The Fed takes into account all of the reports with a constant eye on when or if to do anything about raising or lowering the Fed Funds rate or to taper the current QE2 program. But if you were on the Federal Reserve Board, what would some of the recent reports tell you?

The Unemployment Rate fell yet again to 7.2 percent, continuing its gradual pace. Yet at the same time the labor participation rate, the number citizens who can work but quit looking, hit another record high for September topping 90 million Americans who have officially dropped out of the work force.

Durable Goods orders were relatively strong for the previous month, up 3.7 percent. That’s always good news when factories receive new orders for their products. Yet at the same time when you exclude transportation equipment, new orders actually fell 0.1 percent.

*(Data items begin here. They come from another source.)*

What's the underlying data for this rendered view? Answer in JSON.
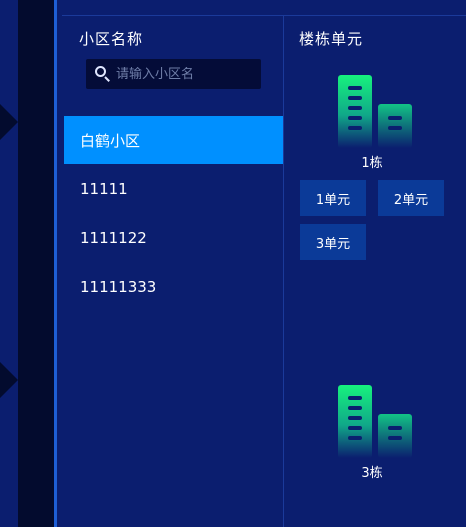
{
  "community_panel": {
    "title": "小区名称",
    "search": {
      "placeholder": "请输入小区名",
      "value": ""
    },
    "items": [
      {
        "label": "白鹤小区",
        "active": true
      },
      {
        "label": "11111",
        "active": false
      },
      {
        "label": "1111122",
        "active": false
      },
      {
        "label": "11111333",
        "active": false
      }
    ]
  },
  "building_panel": {
    "title": "楼栋单元",
    "buildings": [
      {
        "label": "1栋",
        "icon": "building-icon",
        "units": [
          "1单元",
          "2单元",
          "3单元"
        ]
      },
      {
        "label": "3栋",
        "icon": "building-icon",
        "units": []
      }
    ]
  },
  "colors": {
    "background": "#0b1e6f",
    "active_item": "#0090ff",
    "unit_button": "#0b3a98",
    "building_gradient_top": "#17f27d",
    "building_gradient_bottom": "#0b1e6f"
  }
}
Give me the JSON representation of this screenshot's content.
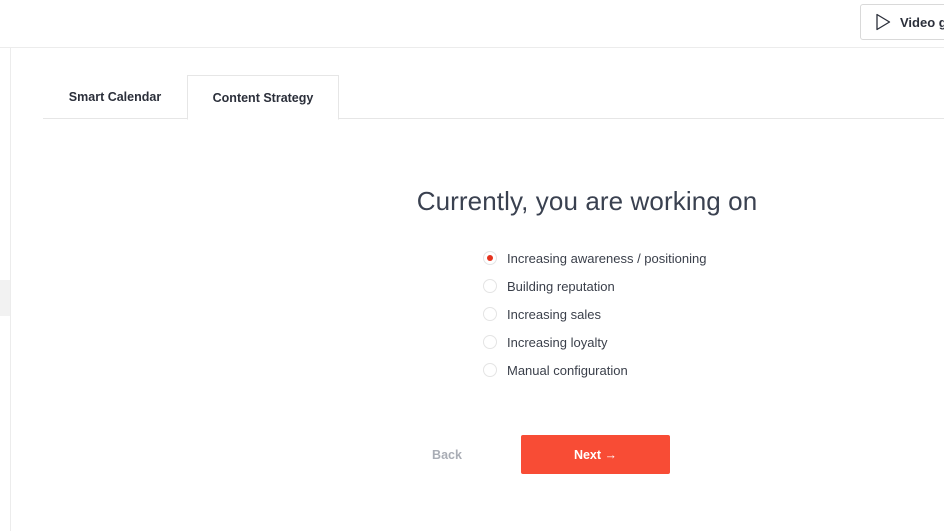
{
  "topbar": {
    "video_button_label": "Video gu",
    "video_button_icon": "play-icon"
  },
  "tabs": [
    {
      "label": "Smart Calendar",
      "active": false
    },
    {
      "label": "Content Strategy",
      "active": true
    }
  ],
  "main": {
    "heading": "Currently, you are working on",
    "options": [
      {
        "label": "Increasing awareness / positioning",
        "selected": true
      },
      {
        "label": "Building reputation",
        "selected": false
      },
      {
        "label": "Increasing sales",
        "selected": false
      },
      {
        "label": "Increasing loyalty",
        "selected": false
      },
      {
        "label": "Manual configuration",
        "selected": false
      }
    ]
  },
  "actions": {
    "back_label": "Back",
    "next_label": "Next →"
  },
  "colors": {
    "accent": "#f84c35",
    "radio_selected": "#e5321e",
    "muted_text": "#a9adb5"
  }
}
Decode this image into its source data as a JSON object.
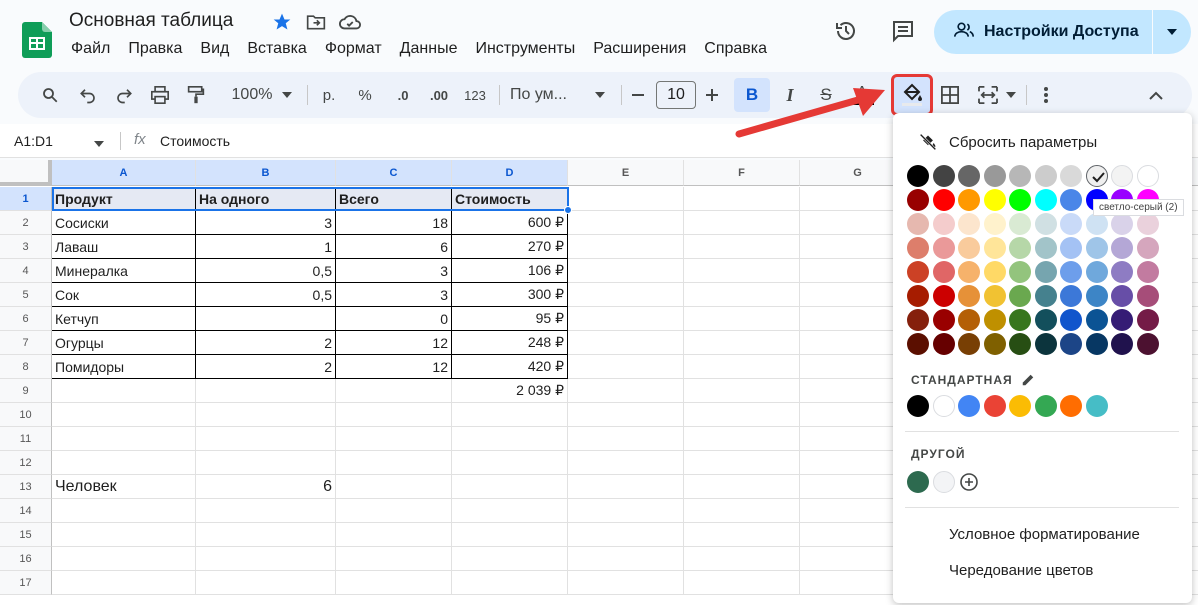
{
  "doc": {
    "title": "Основная таблица"
  },
  "menu": [
    "Файл",
    "Правка",
    "Вид",
    "Вставка",
    "Формат",
    "Данные",
    "Инструменты",
    "Расширения",
    "Справка"
  ],
  "share": {
    "label": "Настройки Доступа"
  },
  "toolbar": {
    "zoom": "100%",
    "currency": "р.",
    "percent": "%",
    "dec_minus": ".0",
    "dec_plus": ".00",
    "format_123": "123",
    "font": "По ум...",
    "font_size": "10",
    "bold": "B",
    "italic": "I",
    "strike": "S",
    "text_color": "A"
  },
  "formula": {
    "namebox": "A1:D1",
    "fx": "fx",
    "content": "Стоимость"
  },
  "columns": [
    "A",
    "B",
    "C",
    "D",
    "E",
    "F",
    "G"
  ],
  "rows": [
    "1",
    "2",
    "3",
    "4",
    "5",
    "6",
    "7",
    "8",
    "9",
    "10",
    "11",
    "12",
    "13",
    "14",
    "15",
    "16",
    "17"
  ],
  "table": {
    "headers": [
      "Продукт",
      "На одного",
      "Всего",
      "Стоимость"
    ],
    "data": [
      [
        "Сосиски",
        "3",
        "18",
        "600 ₽"
      ],
      [
        "Лаваш",
        "1",
        "6",
        "270 ₽"
      ],
      [
        "Минералка",
        "0,5",
        "3",
        "106 ₽"
      ],
      [
        "Сок",
        "0,5",
        "3",
        "300 ₽"
      ],
      [
        "Кетчуп",
        "",
        "0",
        "95 ₽"
      ],
      [
        "Огурцы",
        "2",
        "12",
        "248 ₽"
      ],
      [
        "Помидоры",
        "2",
        "12",
        "420 ₽"
      ]
    ],
    "total": "2 039 ₽",
    "people_label": "Человек",
    "people_value": "6"
  },
  "color_menu": {
    "reset": "Сбросить параметры",
    "tooltip": "светло-серый (2)",
    "standard_label": "СТАНДАРТНАЯ",
    "custom_label": "ДРУГОЙ",
    "conditional": "Условное форматирование",
    "alternating": "Чередование цветов",
    "palette": [
      [
        "#000000",
        "#434343",
        "#666666",
        "#999999",
        "#b7b7b7",
        "#cccccc",
        "#d9d9d9",
        "#efefef",
        "#f3f3f3",
        "#ffffff"
      ],
      [
        "#980000",
        "#ff0000",
        "#ff9900",
        "#ffff00",
        "#00ff00",
        "#00ffff",
        "#4a86e8",
        "#0000ff",
        "#9900ff",
        "#ff00ff"
      ],
      [
        "#e6b8af",
        "#f4cccc",
        "#fce5cd",
        "#fff2cc",
        "#d9ead3",
        "#d0e0e3",
        "#c9daf8",
        "#cfe2f3",
        "#d9d2e9",
        "#ead1dc"
      ],
      [
        "#dd7e6b",
        "#ea9999",
        "#f9cb9c",
        "#ffe599",
        "#b6d7a8",
        "#a2c4c9",
        "#a4c2f4",
        "#9fc5e8",
        "#b4a7d6",
        "#d5a6bd"
      ],
      [
        "#cc4125",
        "#e06666",
        "#f6b26b",
        "#ffd966",
        "#93c47d",
        "#76a5af",
        "#6d9eeb",
        "#6fa8dc",
        "#8e7cc3",
        "#c27ba0"
      ],
      [
        "#a61c00",
        "#cc0000",
        "#e69138",
        "#f1c232",
        "#6aa84f",
        "#45818e",
        "#3c78d8",
        "#3d85c6",
        "#674ea7",
        "#a64d79"
      ],
      [
        "#85200c",
        "#990000",
        "#b45f06",
        "#bf9000",
        "#38761d",
        "#134f5c",
        "#1155cc",
        "#0b5394",
        "#351c75",
        "#741b47"
      ],
      [
        "#5b0f00",
        "#660000",
        "#783f04",
        "#7f6000",
        "#274e13",
        "#0c343d",
        "#1c4587",
        "#073763",
        "#20124d",
        "#4c1130"
      ]
    ],
    "standard": [
      "#000000",
      "#ffffff",
      "#4285f4",
      "#ea4335",
      "#fbbc04",
      "#34a853",
      "#ff6d01",
      "#46bdc6"
    ],
    "custom": [
      "#2d6a4f",
      "#f3f4f6"
    ]
  }
}
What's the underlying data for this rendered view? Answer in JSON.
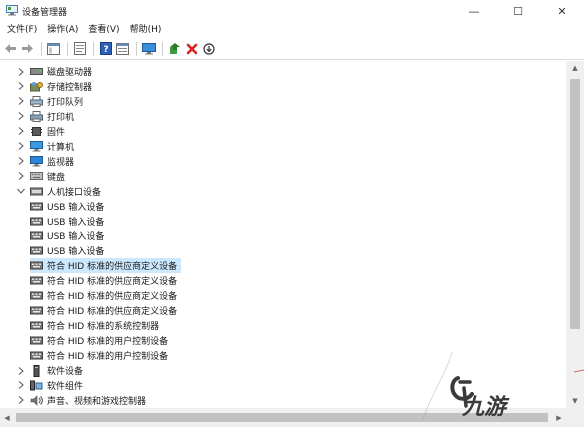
{
  "window": {
    "title": "设备管理器",
    "minimize": "—",
    "maximize": "☐",
    "close": "✕"
  },
  "menu": [
    "文件(F)",
    "操作(A)",
    "查看(V)",
    "帮助(H)"
  ],
  "toolbar": {
    "icons": [
      "back-icon",
      "forward-icon",
      "tree-view-icon",
      "properties-icon",
      "help-icon",
      "resource-view-icon",
      "monitor-icon",
      "update-driver-icon",
      "uninstall-icon",
      "scan-icon"
    ]
  },
  "tree": [
    {
      "label": "磁盘驱动器",
      "icon": "disk-drive-icon",
      "expander": "collapsed",
      "level": 0
    },
    {
      "label": "存储控制器",
      "icon": "storage-controller-icon",
      "expander": "collapsed",
      "level": 0
    },
    {
      "label": "打印队列",
      "icon": "printer-queue-icon",
      "expander": "collapsed",
      "level": 0
    },
    {
      "label": "打印机",
      "icon": "printer-icon",
      "expander": "collapsed",
      "level": 0
    },
    {
      "label": "固件",
      "icon": "firmware-icon",
      "expander": "collapsed",
      "level": 0
    },
    {
      "label": "计算机",
      "icon": "computer-icon",
      "expander": "collapsed",
      "level": 0
    },
    {
      "label": "监视器",
      "icon": "monitor-icon",
      "expander": "collapsed",
      "level": 0
    },
    {
      "label": "键盘",
      "icon": "keyboard-icon",
      "expander": "collapsed",
      "level": 0
    },
    {
      "label": "人机接口设备",
      "icon": "hid-icon",
      "expander": "expanded",
      "level": 0
    },
    {
      "label": "USB 输入设备",
      "icon": "hid-device-icon",
      "expander": "none",
      "level": 1
    },
    {
      "label": "USB 输入设备",
      "icon": "hid-device-icon",
      "expander": "none",
      "level": 1
    },
    {
      "label": "USB 输入设备",
      "icon": "hid-device-icon",
      "expander": "none",
      "level": 1
    },
    {
      "label": "USB 输入设备",
      "icon": "hid-device-icon",
      "expander": "none",
      "level": 1
    },
    {
      "label": "符合 HID 标准的供应商定义设备",
      "icon": "hid-device-icon",
      "expander": "none",
      "level": 1,
      "selected": true
    },
    {
      "label": "符合 HID 标准的供应商定义设备",
      "icon": "hid-device-icon",
      "expander": "none",
      "level": 1
    },
    {
      "label": "符合 HID 标准的供应商定义设备",
      "icon": "hid-device-icon",
      "expander": "none",
      "level": 1
    },
    {
      "label": "符合 HID 标准的供应商定义设备",
      "icon": "hid-device-icon",
      "expander": "none",
      "level": 1
    },
    {
      "label": "符合 HID 标准的系统控制器",
      "icon": "hid-device-icon",
      "expander": "none",
      "level": 1
    },
    {
      "label": "符合 HID 标准的用户控制设备",
      "icon": "hid-device-icon",
      "expander": "none",
      "level": 1
    },
    {
      "label": "符合 HID 标准的用户控制设备",
      "icon": "hid-device-icon",
      "expander": "none",
      "level": 1
    },
    {
      "label": "软件设备",
      "icon": "software-device-icon",
      "expander": "collapsed",
      "level": 0
    },
    {
      "label": "软件组件",
      "icon": "software-component-icon",
      "expander": "collapsed",
      "level": 0
    },
    {
      "label": "声音、视频和游戏控制器",
      "icon": "sound-icon",
      "expander": "collapsed",
      "level": 0
    }
  ],
  "watermark": {
    "text": "九游"
  },
  "colors": {
    "selection": "#cce8ff",
    "accent": "#0078d7"
  }
}
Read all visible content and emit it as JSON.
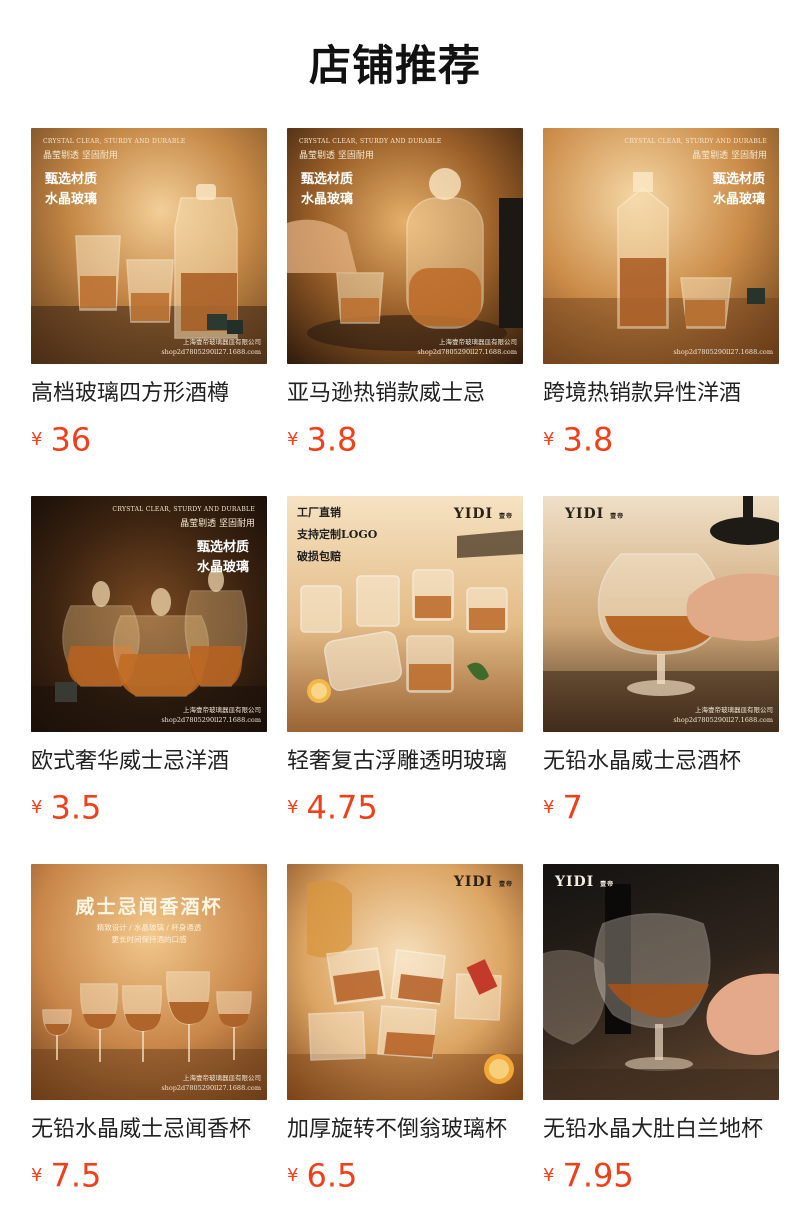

And maybe it was the government shutdown that caused consumer sentiment to fall to its lowest level since December of 2012. After all, for just over two weeks we were told that we were going to go over a fiscal cliff, that the U.S. would default on its debt for the first time ever and Congress couldn’t even agree on whether or not the sun would come up.

To say it’s a mixed bag of data is an understatement. So, that said, if you were the Fed Chair, what would you do? You’d probably do exactly what Bernanke is doing now. Nothing. There’s no solid evidence the economy on any sort of a roll whatsoever. It’s just plodding along. Steady, albeit rather weakly, as she goes.